Water collection for drinking, cooking and washing is an all-day activity. Most water buckets started out as containers for other things (food, paint, etc.).

This is Saraswati, one of the “local champions” we interviewed. She lives in Jagritinagar and runs a small shop, participates in activities of a local women’s empowerment NGO, and is someone seems to know how things get done. Others come to her when they have problems with the government, such as in obtaining residency papers. We spent a day shadowing her, to see how she spent her time.

Saraswati talks to a neighbor about her legal issues. Another neighbor approaches Saraswati about her residency papers. Saraswati at her shop.
Saraswati and her daughter at home, preparing the day’s meal. Saraswati’s daughter gets her school uniform ready. Saraswati meets with a lender to get a loan to expand her inventory.

This is Nirmala, another informal community leader, who lives in Gairaigaun, the sukumbasi across the river from Jagritinagar. She is a college student but is also trying to start a small business. We tracked her for a day as well.

Nirmala and her husband in the room they share in their family’s home. We interview Nirmala and family members. Their home is right on the Bagwati. Nirmala’s uncle shows the height of last year’s flood.
Nirmala at a neighborhood lending circle meeting.
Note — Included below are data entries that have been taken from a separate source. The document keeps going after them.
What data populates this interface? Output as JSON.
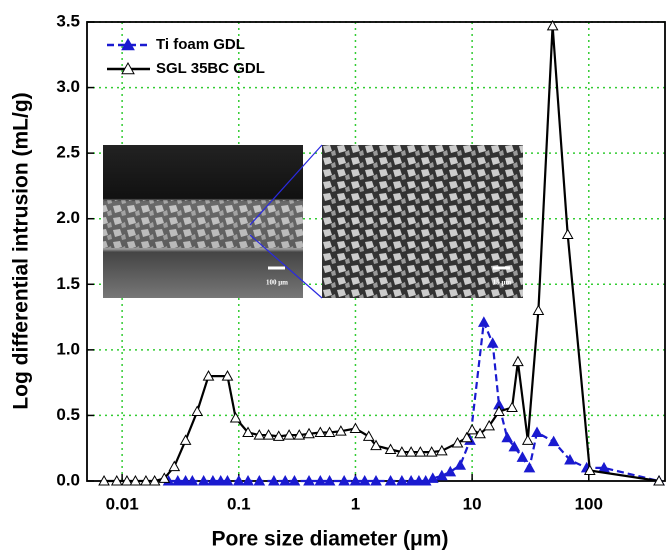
{
  "chart_data": {
    "type": "line",
    "xlabel": "Pore size diameter (μm)",
    "ylabel": "Log differential intrusion (mL/g)",
    "xscale": "log",
    "grid": true,
    "legend": "upper left",
    "xlim": [
      0.005,
      450
    ],
    "ylim": [
      0,
      3.5
    ],
    "xticks": [
      0.01,
      0.1,
      1,
      10,
      100
    ],
    "yticks": [
      {
        "value": 0,
        "label": "0.0"
      },
      0.5,
      {
        "value": 1,
        "label": "1.0"
      },
      1.5,
      {
        "value": 2,
        "label": "2.0"
      },
      2.5,
      {
        "value": 3,
        "label": "3.0"
      },
      3.5
    ],
    "inset_scale_labels": [
      "100 μm",
      "15 μm"
    ],
    "series": [
      {
        "name": "Ti foam GDL",
        "color": "#1a1ad0",
        "marker": "filled",
        "dash": true,
        "x": [
          0.025,
          0.03,
          0.035,
          0.04,
          0.05,
          0.06,
          0.07,
          0.08,
          0.1,
          0.12,
          0.15,
          0.2,
          0.25,
          0.3,
          0.4,
          0.5,
          0.6,
          0.8,
          1,
          1.2,
          1.5,
          2,
          2.5,
          3,
          3.5,
          4,
          4.6,
          5.5,
          6.5,
          7.9,
          9.6,
          12.6,
          15,
          17,
          20,
          23,
          27,
          31,
          36,
          50,
          69,
          96,
          135,
          400
        ],
        "values": [
          0,
          0,
          0,
          0,
          0,
          0,
          0,
          0,
          0,
          0,
          0,
          0,
          0,
          0,
          0,
          0,
          0,
          0,
          0,
          0,
          0,
          0,
          0,
          0,
          0,
          0,
          0.02,
          0.04,
          0.07,
          0.12,
          0.31,
          1.21,
          1.05,
          0.58,
          0.33,
          0.26,
          0.18,
          0.1,
          0.37,
          0.3,
          0.16,
          0.1,
          0.1,
          0
        ]
      },
      {
        "name": "SGL 35BC GDL",
        "color": "#000000",
        "marker": "open",
        "dash": false,
        "x": [
          0.007,
          0.009,
          0.011,
          0.013,
          0.016,
          0.019,
          0.023,
          0.028,
          0.035,
          0.044,
          0.055,
          0.08,
          0.094,
          0.12,
          0.15,
          0.18,
          0.22,
          0.27,
          0.33,
          0.4,
          0.5,
          0.6,
          0.75,
          1,
          1.3,
          1.5,
          2,
          2.5,
          3,
          3.6,
          4.5,
          5.5,
          7.5,
          9,
          10,
          11.7,
          14,
          17,
          22,
          24.7,
          30,
          37,
          49,
          66,
          102,
          400
        ],
        "values": [
          0,
          0,
          0,
          0,
          0,
          0,
          0.02,
          0.11,
          0.31,
          0.53,
          0.8,
          0.8,
          0.48,
          0.37,
          0.35,
          0.35,
          0.34,
          0.35,
          0.35,
          0.36,
          0.37,
          0.37,
          0.38,
          0.4,
          0.34,
          0.27,
          0.24,
          0.22,
          0.22,
          0.22,
          0.22,
          0.23,
          0.29,
          0.33,
          0.39,
          0.36,
          0.42,
          0.53,
          0.56,
          0.91,
          0.31,
          1.3,
          3.47,
          1.88,
          0.08,
          0
        ]
      }
    ]
  }
}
Nirmala speaks at a women’s empowerment group. Nirmala and community members clean the main street of Gairaigaun every weekend.
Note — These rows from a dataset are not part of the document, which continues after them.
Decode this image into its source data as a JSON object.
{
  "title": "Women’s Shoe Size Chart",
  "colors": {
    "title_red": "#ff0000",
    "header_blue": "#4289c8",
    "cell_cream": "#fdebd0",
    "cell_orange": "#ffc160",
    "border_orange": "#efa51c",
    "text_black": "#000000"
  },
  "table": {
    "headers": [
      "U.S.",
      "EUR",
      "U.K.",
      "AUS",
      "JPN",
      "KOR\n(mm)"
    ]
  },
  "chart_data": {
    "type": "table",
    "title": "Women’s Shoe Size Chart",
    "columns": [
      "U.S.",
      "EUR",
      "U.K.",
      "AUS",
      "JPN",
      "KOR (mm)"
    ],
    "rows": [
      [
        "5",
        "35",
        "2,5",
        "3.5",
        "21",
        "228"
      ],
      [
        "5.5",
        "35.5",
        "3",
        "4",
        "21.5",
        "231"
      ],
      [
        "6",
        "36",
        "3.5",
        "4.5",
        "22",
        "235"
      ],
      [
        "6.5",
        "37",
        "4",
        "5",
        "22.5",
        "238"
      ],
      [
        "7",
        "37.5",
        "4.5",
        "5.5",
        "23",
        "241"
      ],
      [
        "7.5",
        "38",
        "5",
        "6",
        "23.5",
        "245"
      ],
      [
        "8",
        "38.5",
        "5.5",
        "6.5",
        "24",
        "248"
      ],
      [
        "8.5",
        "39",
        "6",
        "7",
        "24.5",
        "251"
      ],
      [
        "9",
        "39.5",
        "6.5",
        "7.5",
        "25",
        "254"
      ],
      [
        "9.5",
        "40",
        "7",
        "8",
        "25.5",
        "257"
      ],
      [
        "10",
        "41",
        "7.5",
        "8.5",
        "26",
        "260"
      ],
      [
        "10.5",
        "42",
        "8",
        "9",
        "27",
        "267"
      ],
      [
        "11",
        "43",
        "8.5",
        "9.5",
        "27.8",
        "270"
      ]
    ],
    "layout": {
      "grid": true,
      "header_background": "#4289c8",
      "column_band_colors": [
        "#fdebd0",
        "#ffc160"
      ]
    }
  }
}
The research we did gave us some initial insight to the women’s roles, and how they balance their personal lives with their community positions and obligations. The project is ongoing.

I didn’t do much personal photography while I was there; in fact, I may have accidentally erased a card with most of those photos. This is about all I can find:

kathmandu

abby and i went to kathmandu this past weekend, to visit friends we’d made while serving in albania. it is a fascinating place, but first, i should clarify something: whatever bob seger was singing about in 1975, it certainly wasn’t this:

the first stop was swayambhunath temple, a major buddhist pilgrimage site atop a hill overlooking kathmandu. according to legend, the bodhisattva manjushri had a vision of a lotus floating in a lake on what is now the site of the temple. he drained the lake and the lotus grew into a hill, with the flower forming the stupa itself. as it happens, there is historical evidence that kathmandu valley once was a lake, so the legend has some element of truth to it; however, records also show that the temple was founded by king vṛsadeva at the start of the 5th century b.c.e. i wasn’t there, so i can’t say which story is the real one.
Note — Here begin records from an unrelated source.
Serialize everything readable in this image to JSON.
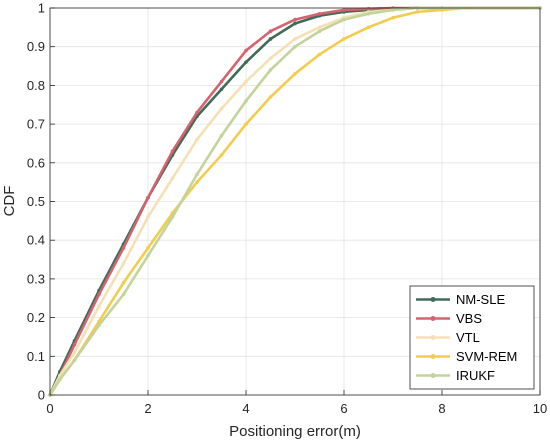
{
  "chart_data": {
    "type": "line",
    "title": "",
    "xlabel": "Positioning error(m)",
    "ylabel": "CDF",
    "xlim": [
      0,
      10
    ],
    "ylim": [
      0,
      1
    ],
    "x_ticks": [
      "0",
      "2",
      "4",
      "6",
      "8",
      "10"
    ],
    "y_ticks": [
      "0",
      "0.1",
      "0.2",
      "0.3",
      "0.4",
      "0.5",
      "0.6",
      "0.7",
      "0.8",
      "0.9",
      "1"
    ],
    "grid": true,
    "legend_position": "bottom-right",
    "series": [
      {
        "name": "NM-SLE",
        "color": "#3f6b57",
        "x": [
          0,
          0.2,
          0.5,
          1.0,
          1.5,
          2.0,
          2.5,
          3.0,
          3.5,
          4.0,
          4.5,
          5.0,
          5.5,
          6.0,
          6.5,
          7.0,
          7.5,
          8.0,
          10
        ],
        "y": [
          0,
          0.06,
          0.14,
          0.27,
          0.39,
          0.51,
          0.62,
          0.72,
          0.79,
          0.86,
          0.92,
          0.96,
          0.98,
          0.99,
          0.995,
          0.998,
          1.0,
          1.0,
          1.0
        ]
      },
      {
        "name": "VBS",
        "color": "#d5636f",
        "x": [
          0,
          0.2,
          0.5,
          1.0,
          1.5,
          2.0,
          2.5,
          3.0,
          3.5,
          4.0,
          4.5,
          5.0,
          5.5,
          6.0,
          6.5,
          7.0,
          7.5,
          8.0,
          10
        ],
        "y": [
          0,
          0.05,
          0.13,
          0.26,
          0.38,
          0.51,
          0.63,
          0.73,
          0.81,
          0.89,
          0.94,
          0.97,
          0.985,
          0.995,
          0.998,
          1.0,
          1.0,
          1.0,
          1.0
        ]
      },
      {
        "name": "VTL",
        "color": "#f5e0b6",
        "x": [
          0,
          0.2,
          0.5,
          1.0,
          1.5,
          2.0,
          2.5,
          3.0,
          3.5,
          4.0,
          4.5,
          5.0,
          5.5,
          6.0,
          6.5,
          7.0,
          7.5,
          8.0,
          10
        ],
        "y": [
          0,
          0.05,
          0.11,
          0.23,
          0.34,
          0.46,
          0.56,
          0.66,
          0.74,
          0.81,
          0.87,
          0.92,
          0.95,
          0.975,
          0.99,
          0.995,
          1.0,
          1.0,
          1.0
        ]
      },
      {
        "name": "SVM-REM",
        "color": "#f2cc4c",
        "x": [
          0,
          0.2,
          0.5,
          1.0,
          1.5,
          2.0,
          2.5,
          3.0,
          3.5,
          4.0,
          4.5,
          5.0,
          5.5,
          6.0,
          6.5,
          7.0,
          7.5,
          8.0,
          8.5,
          10
        ],
        "y": [
          0,
          0.04,
          0.09,
          0.19,
          0.29,
          0.38,
          0.47,
          0.55,
          0.62,
          0.7,
          0.77,
          0.83,
          0.88,
          0.92,
          0.95,
          0.975,
          0.99,
          0.995,
          1.0,
          1.0
        ]
      },
      {
        "name": "IRUKF",
        "color": "#c3d39a",
        "x": [
          0,
          0.2,
          0.5,
          1.0,
          1.5,
          2.0,
          2.5,
          3.0,
          3.5,
          4.0,
          4.5,
          5.0,
          5.5,
          6.0,
          6.5,
          7.0,
          7.5,
          8.0,
          10
        ],
        "y": [
          0,
          0.04,
          0.09,
          0.18,
          0.26,
          0.36,
          0.46,
          0.57,
          0.67,
          0.76,
          0.84,
          0.9,
          0.94,
          0.97,
          0.985,
          0.995,
          1.0,
          1.0,
          1.0
        ]
      }
    ]
  }
}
the temple complex is holy to hindus and buddhists alike – there is a shrine to harati, the hindu goddess of smallpox and other childhood diseases, next to the stupa – and the whole thing is so crowded with sculptures, buildings, and tourist tat, that it is difficult to get a good wide shot of the place.

on the neighboring hill is a monastery, lots of prayer flags, and the monkeys from which swayambhunath temple gets its nickname, “the monkey temple.”

we finished the day in durbar square, kathmandu (as opposed to the two other durbar squares in the area – “durbar” means “palace”), where there were lots of people trying to sell us things, and i took a few street shots.